Meir a récemment pris du temps sur son programme d’entraînement intensif au Johnson Space Center à Houston, Texas, pour parler avec le Times of Israel des conditions nécessaires pour devenir une astronaute accomplie, comment elle gère les risques et ce que c’était que de grandir en tant que la plus jeune de cinq enfants dans la seule famille juive d’une petite ville de la Nouvelle-Angleterre.
Comment votre famille s’est-elle retrouvée à Caribou, dans le Maine ?
Mon père est né en 1925 à Bagdad dans une famille de neuf enfants.
En 1931, toute la famille est partie quand il y a eu une recrudescence de l’antisémitisme et s’est installée en Palestine.
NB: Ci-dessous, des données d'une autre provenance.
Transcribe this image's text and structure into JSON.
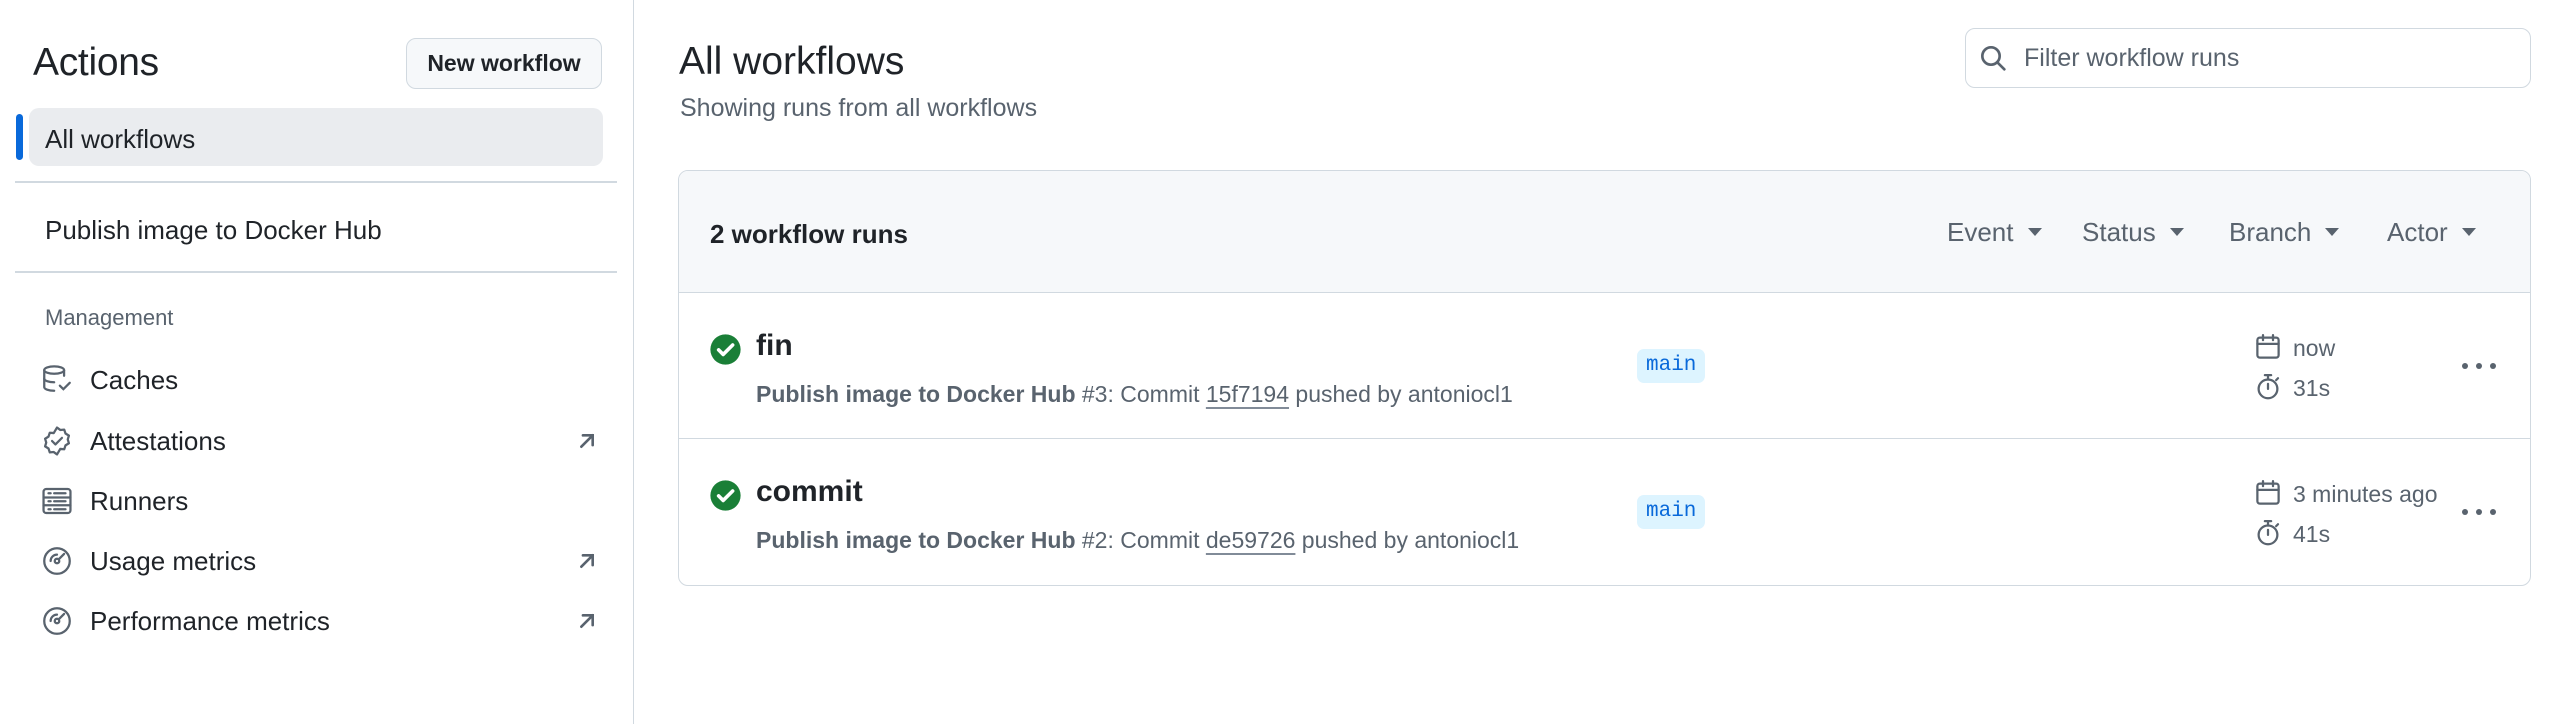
{
  "sidebar": {
    "title": "Actions",
    "new_workflow_label": "New workflow",
    "all_workflows_label": "All workflows",
    "workflows": [
      {
        "label": "Publish image to Docker Hub"
      }
    ],
    "management_heading": "Management",
    "management_items": [
      {
        "label": "Caches",
        "icon": "database-icon",
        "external": false
      },
      {
        "label": "Attestations",
        "icon": "verified-badge-icon",
        "external": true
      },
      {
        "label": "Runners",
        "icon": "server-icon",
        "external": false
      },
      {
        "label": "Usage metrics",
        "icon": "meter-icon",
        "external": true
      },
      {
        "label": "Performance metrics",
        "icon": "meter-icon",
        "external": true
      }
    ]
  },
  "main": {
    "title": "All workflows",
    "subtitle": "Showing runs from all workflows",
    "search": {
      "placeholder": "Filter workflow runs",
      "value": ""
    },
    "runs_count_label": "2 workflow runs",
    "filters": [
      "Event",
      "Status",
      "Branch",
      "Actor"
    ],
    "runs": [
      {
        "title": "fin",
        "status": "success",
        "workflow": "Publish image to Docker Hub",
        "run_prefix": " #3: Commit ",
        "commit": "15f7194",
        "pushed_by": " pushed by antoniocl1",
        "branch": "main",
        "when": "now",
        "duration": "31s"
      },
      {
        "title": "commit",
        "status": "success",
        "workflow": "Publish image to Docker Hub",
        "run_prefix": " #2: Commit ",
        "commit": "de59726",
        "pushed_by": " pushed by antoniocl1",
        "branch": "main",
        "when": "3 minutes ago",
        "duration": "41s"
      }
    ]
  },
  "colors": {
    "accent": "#0969da",
    "success": "#1a7f37",
    "muted_text": "#59636e",
    "border": "#d1d9e0",
    "header_bg": "#f6f8fa",
    "branch_bg": "#ddf4ff"
  }
}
Mon père était à l’école de médecine de l’Université américaine de Beyrouth au moment de la guerre d’indépendance. Il est revenu en Israël et a été l’un des premiers à se porter volontaire dans l’armée, conduisant une ambulance pendant la guerre. Après cela, il est allé à Genève pour terminer ses études de médecine.
Il a rencontré ma mère, qui était infirmière, en Suède, et ils ont déménagé aux États-Unis où mon père a été interne à John Hopkins. Un ami de mon père lui a parlé d’une possibilité d’emploi à Caribou, dans le Maine, et c’est ainsi que nous y sommes arrivés.
Ma mère ne s’est pas convertie officiellement, mais nous nous considérions comme une famille juive. Nous ne sommes pas trop religieux, mais nous célébrons les grandes fêtes. Il n’y avait pas de synagogue à Caribou, alors nous sommes allés à celle qui se trouvait à 11 km à Presque Isle, où j’ai fait ma bat mitzvah.

Avez-vous maintenu des liens avec la famille de votre père en Israël ?
La plupart de ma famille du côté de mon père sont toujours en Israël. Ils prononcent notre nom de famille à la manière hébraïque – comme Golda Meir.
Je ne les ai pas beaucoup vus quand j’étais enfant. Mon père disait toujours qu’on irait quand il y aurait la paix. Je l’ai encouragé à le faire avant cela. J’y suis allé une fois quand j’étais au lycée avec mes parents et mon frère.
Je n’y suis pas retourné jusqu’à l’été 2016, alors que je travaillais comme astronaute. J’ai donné une conférence à Haïfa lors de la session d’été de l’Université internationale de l’espace. C’était un superbe voyage et c’était merveilleux d’être de retour et de pouvoir rendre visite à la famille.
En quoi consistait votre formation initiale d’astronaute ?
Nous avons suivi la formation des candidats astronautes pendant nos deux premières années. Vous acquérez des compétences dans cinq domaines : Formation au vol ; comment utiliser la combinaison spatiale (formation dans la grande piscine) ; apprendre à utiliser le bras robotisé qui se trouve à bord de la SSI ; apprendre tous les différents systèmes de la station spatiale (électriques, thermiques, de survie, etc.) ; et formation en russe, car tout le monde à bord de la SSI doit parler à la fois anglais et russe.
Après l’obtention du diplôme, nous avons entretenu nos acquis et suivi d’autres types de formation, comme les activités de leadership, la formation à la survie et la formation de type analogique comme une mission de spéléologie en Sardaigne.
Aujourd’hui, je suis de nouveau en formation à temps plein pour être la suppléante de la mission de la SSI l’année prochaine.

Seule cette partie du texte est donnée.